入学当時は近寄りがたい不良みたいな人も卒業の四年後は普通になってました。

そんな意味である意味ここの先生方は凄いと思います。

体育の先生は私達クラス全員をラーメン屋でご馳走してくれた時もありました。

しかし中には辞めてく人もいましたが勉強が楽しくなりライバルが出来た事は私だけではありません。

そんな生活を送ってました、ある夏の事です中間テストが近づく間近に学校から帰ると、母親が一匹の小さな子猫を拾ってきました。

初めて近くでみるその子猫は道に迷っていた所を母親が犬の散歩中に見つけたそうです。

白くて身体の所々に茶色の毛も混じってました。

小さなその足はヨチヨチと歩きながら、家の中を運動会のように駆け回ってました。

凄い可愛いし癒されるその子猫を母親と一緒にミキと名前を付けました。

何故、ミキと付けたのか正直、忘れました。

しかし私は中間テストが近づいてます。

ライバルもいる為、そいつには負けたくないその競争心から、あまりミキとは遊べませんでした。

いや、遊ぼうと思えば遊べました。

しかし私の頭の中はテストでいっぱいでした。

テストが終わったら遊ぼうとミキと約束するかのように言い聞かせました。

ミキは解ったかのようにニャーンと小さく泣きました。

一人で部屋で勉強してました。

朝起きればミキが私の横で寝ていたのもあったそうです。

テストは僅か一週間後ぐらいで始まる、まさに時間がない状態でした。

しかし、今思えば本当にその決断は後悔してます。

テストが終わり、その晩学校から急いで帰りました。

子猫と遊びたい気持ちでした。

自転車をおもいっきり漕いで、尻尾に火が付いた兎のようにダッシュで帰りました。

家へ帰ると夜9時を少し回った頃でした。

母親は少し悲しい顔をして私にミキが死んだ事を話してくれました。

頭が本当に真っ白になり、現実を受け止めたくない気持ちから全く動かないミキを見つめました。

目頭が熱くなり涙が止まりませんでした。

手足と頭はもう固くなり冷たく身体に変わろうとしてました。

原因は分かりませんが母親がいうにはミルクを飲んでいる最中に突然、倒れ込み、そのまま動かなくなったそうです。

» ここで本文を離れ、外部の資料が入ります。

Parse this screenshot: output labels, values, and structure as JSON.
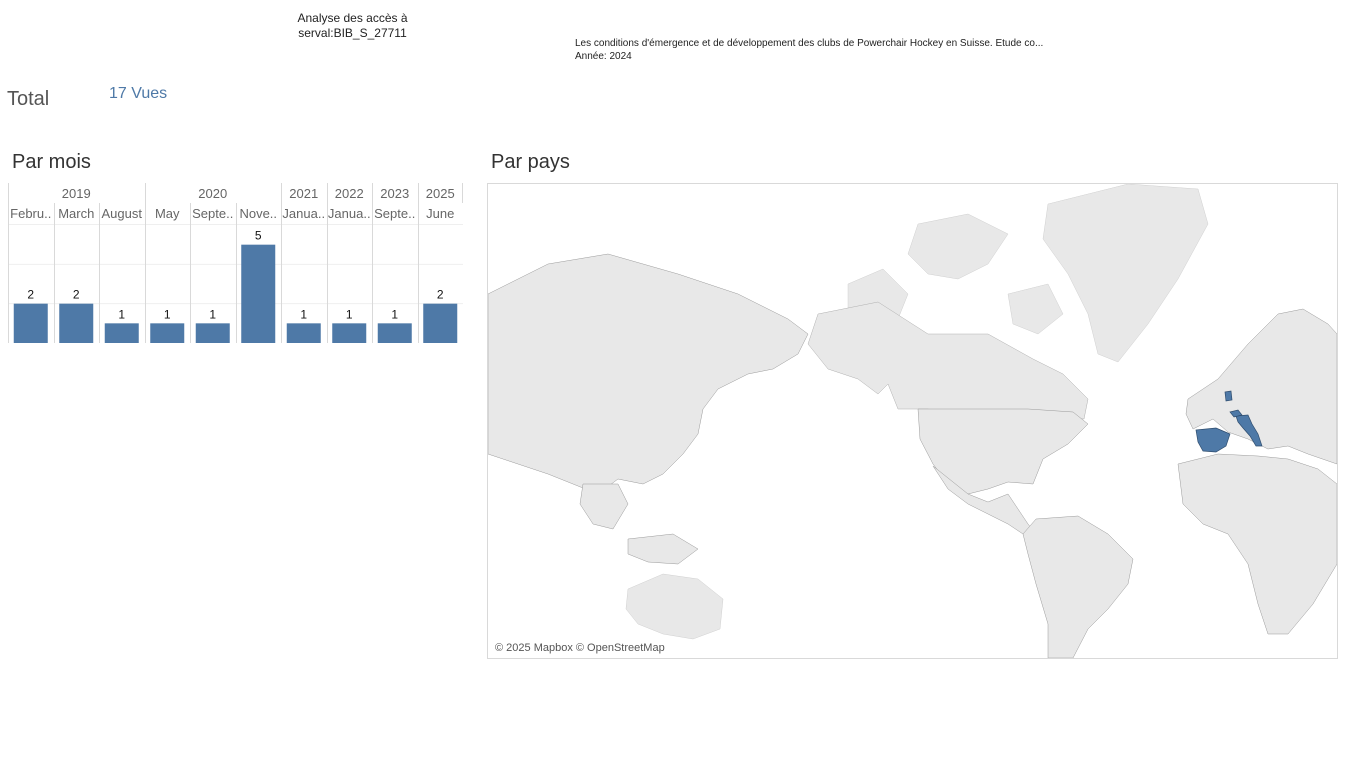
{
  "header": {
    "title_line1": "Analyse des accès à",
    "title_line2": "serval:BIB_S_27711",
    "doc_title": "Les conditions d'émergence et de développement des clubs de Powerchair Hockey en Suisse. Etude co...",
    "doc_year": "Année: 2024"
  },
  "total": {
    "label": "Total",
    "value": "17 Vues"
  },
  "sections": {
    "by_month": "Par mois",
    "by_country": "Par pays"
  },
  "map": {
    "credit": "© 2025 Mapbox © OpenStreetMap",
    "highlighted_countries": [
      "Spain",
      "Italy",
      "Switzerland",
      "Netherlands"
    ],
    "colors": {
      "highlight": "#4e79a7",
      "land": "#e8e8e8",
      "border": "#9a9a9a"
    }
  },
  "chart_data": {
    "type": "bar",
    "year_groups": [
      {
        "year": "2019",
        "count": 3
      },
      {
        "year": "2020",
        "count": 3
      },
      {
        "year": "2021",
        "count": 1
      },
      {
        "year": "2022",
        "count": 1
      },
      {
        "year": "2023",
        "count": 1
      },
      {
        "year": "2025",
        "count": 1
      }
    ],
    "categories": [
      "Febru..",
      "March",
      "August",
      "May",
      "Septe..",
      "Nove..",
      "Janua..",
      "Janua..",
      "Septe..",
      "June"
    ],
    "values": [
      2,
      2,
      1,
      1,
      1,
      5,
      1,
      1,
      1,
      2
    ],
    "ylim": [
      0,
      6
    ],
    "bar_color": "#4e79a7",
    "grid": true
  }
}
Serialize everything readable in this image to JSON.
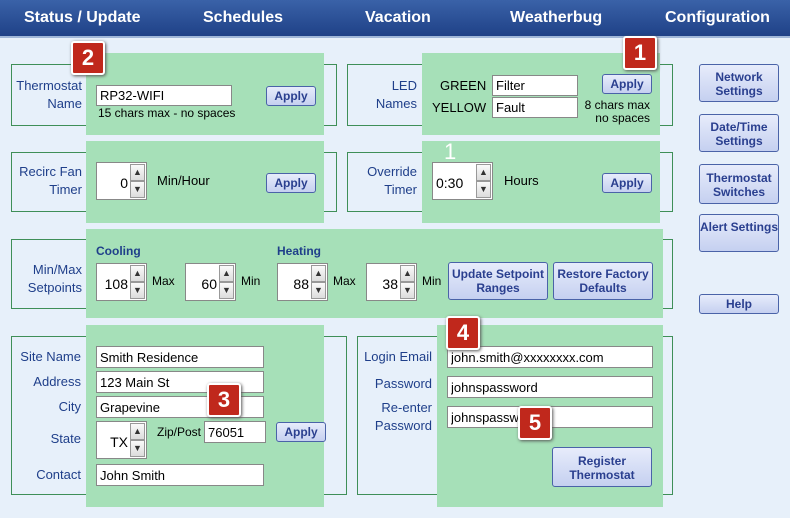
{
  "nav": {
    "status": "Status / Update",
    "schedules": "Schedules",
    "vacation": "Vacation",
    "weatherbug": "Weatherbug",
    "configuration": "Configuration"
  },
  "thermostat_name": {
    "label": "Thermostat Name",
    "value": "RP32-WIFI",
    "hint": "15 chars max - no spaces",
    "apply": "Apply"
  },
  "led": {
    "label": "LED Names",
    "green_label": "GREEN",
    "green_value": "Filter",
    "yellow_label": "YELLOW",
    "yellow_value": "Fault",
    "hint_line1": "8 chars max",
    "hint_line2": "no spaces",
    "apply": "Apply"
  },
  "recirc": {
    "label": "Recirc Fan Timer",
    "value": "0",
    "unit": "Min/Hour",
    "apply": "Apply"
  },
  "override": {
    "label": "Override Timer",
    "value": "0:30",
    "unit": "Hours",
    "apply": "Apply",
    "marker": "1"
  },
  "setpoints": {
    "label": "Min/Max Setpoints",
    "cooling_title": "Cooling",
    "heating_title": "Heating",
    "cool_max": "108",
    "cool_max_label": "Max",
    "cool_min": "60",
    "cool_min_label": "Min",
    "heat_max": "88",
    "heat_max_label": "Max",
    "heat_min": "38",
    "heat_min_label": "Min",
    "update_button": "Update Setpoint Ranges",
    "restore_button": "Restore Factory Defaults"
  },
  "site": {
    "site_name_label": "Site Name",
    "site_name": "Smith Residence",
    "address_label": "Address",
    "address": "123 Main St",
    "city_label": "City",
    "city": "Grapevine",
    "state_label": "State",
    "state": "TX",
    "zip_label": "Zip/Post",
    "zip": "76051",
    "contact_label": "Contact",
    "contact": "John Smith",
    "apply": "Apply"
  },
  "login": {
    "email_label": "Login Email",
    "email": "john.smith@xxxxxxxx.com",
    "password_label": "Password",
    "password": "johnspassword",
    "reenter_label": "Re-enter Password",
    "reenter": "johnspassword",
    "register_button": "Register Thermostat"
  },
  "sidebar": {
    "network": "Network Settings",
    "datetime": "Date/Time Settings",
    "switches": "Thermostat Switches",
    "alert": "Alert Settings",
    "help": "Help"
  },
  "badges": {
    "b1": "1",
    "b2": "2",
    "b3": "3",
    "b4": "4",
    "b5": "5",
    "color": "#c0281c"
  }
}
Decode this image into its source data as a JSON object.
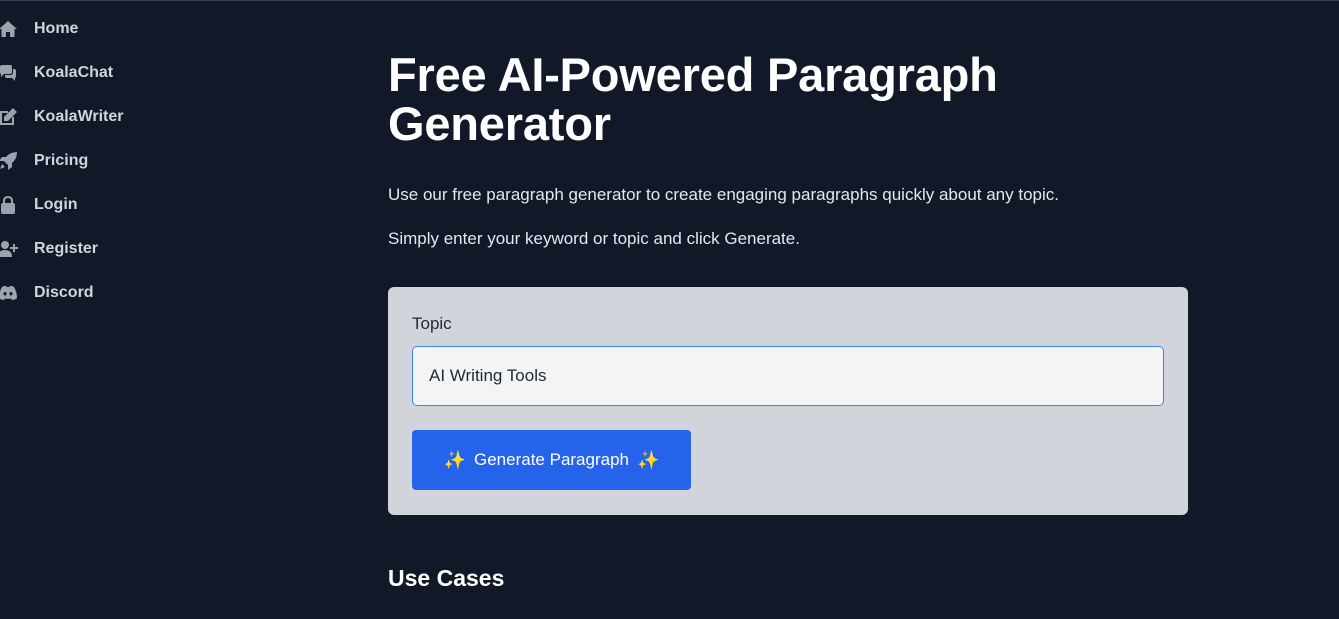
{
  "sidebar": {
    "items": [
      {
        "label": "Home",
        "icon": "home-icon"
      },
      {
        "label": "KoalaChat",
        "icon": "chat-icon"
      },
      {
        "label": "KoalaWriter",
        "icon": "edit-icon"
      },
      {
        "label": "Pricing",
        "icon": "rocket-icon"
      },
      {
        "label": "Login",
        "icon": "lock-icon"
      },
      {
        "label": "Register",
        "icon": "user-plus-icon"
      },
      {
        "label": "Discord",
        "icon": "discord-icon"
      }
    ]
  },
  "main": {
    "title": "Free AI-Powered Paragraph Generator",
    "description_1": "Use our free paragraph generator to create engaging paragraphs quickly about any topic.",
    "description_2": "Simply enter your keyword or topic and click Generate.",
    "form": {
      "topic_label": "Topic",
      "topic_value": "AI Writing Tools",
      "button_label": "Generate Paragraph",
      "button_icon": "sparkles-icon"
    },
    "use_cases_heading": "Use Cases"
  },
  "colors": {
    "background": "#111827",
    "card": "#d1d5db",
    "accent": "#2563eb"
  }
}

この事を先に知ってればうんと遊んでいたのは確かです。

翌日、私は仕事を休み、母親と一緒に動物火葬場へ行きました。

火葬場の方にミキを渡して最後のお別れをしてその場を去りました。

抜け殻状態でもっと遊んでやればよかったと後悔で一日が過ぎて行きました。

しかし、それからミキが亡くなって三日後だったと思いますが、ミキの夢を見ました。

高い高い神社の階段をミキが先に走り私を誘導するのです。

そして頂上に着いておさい銭をする時にミキが小さな声でニャーンと泣いたのです。

そこで目が覚めましたが、元気の無い私を励ましてくれたのかなと今、思えばそんな気がしました。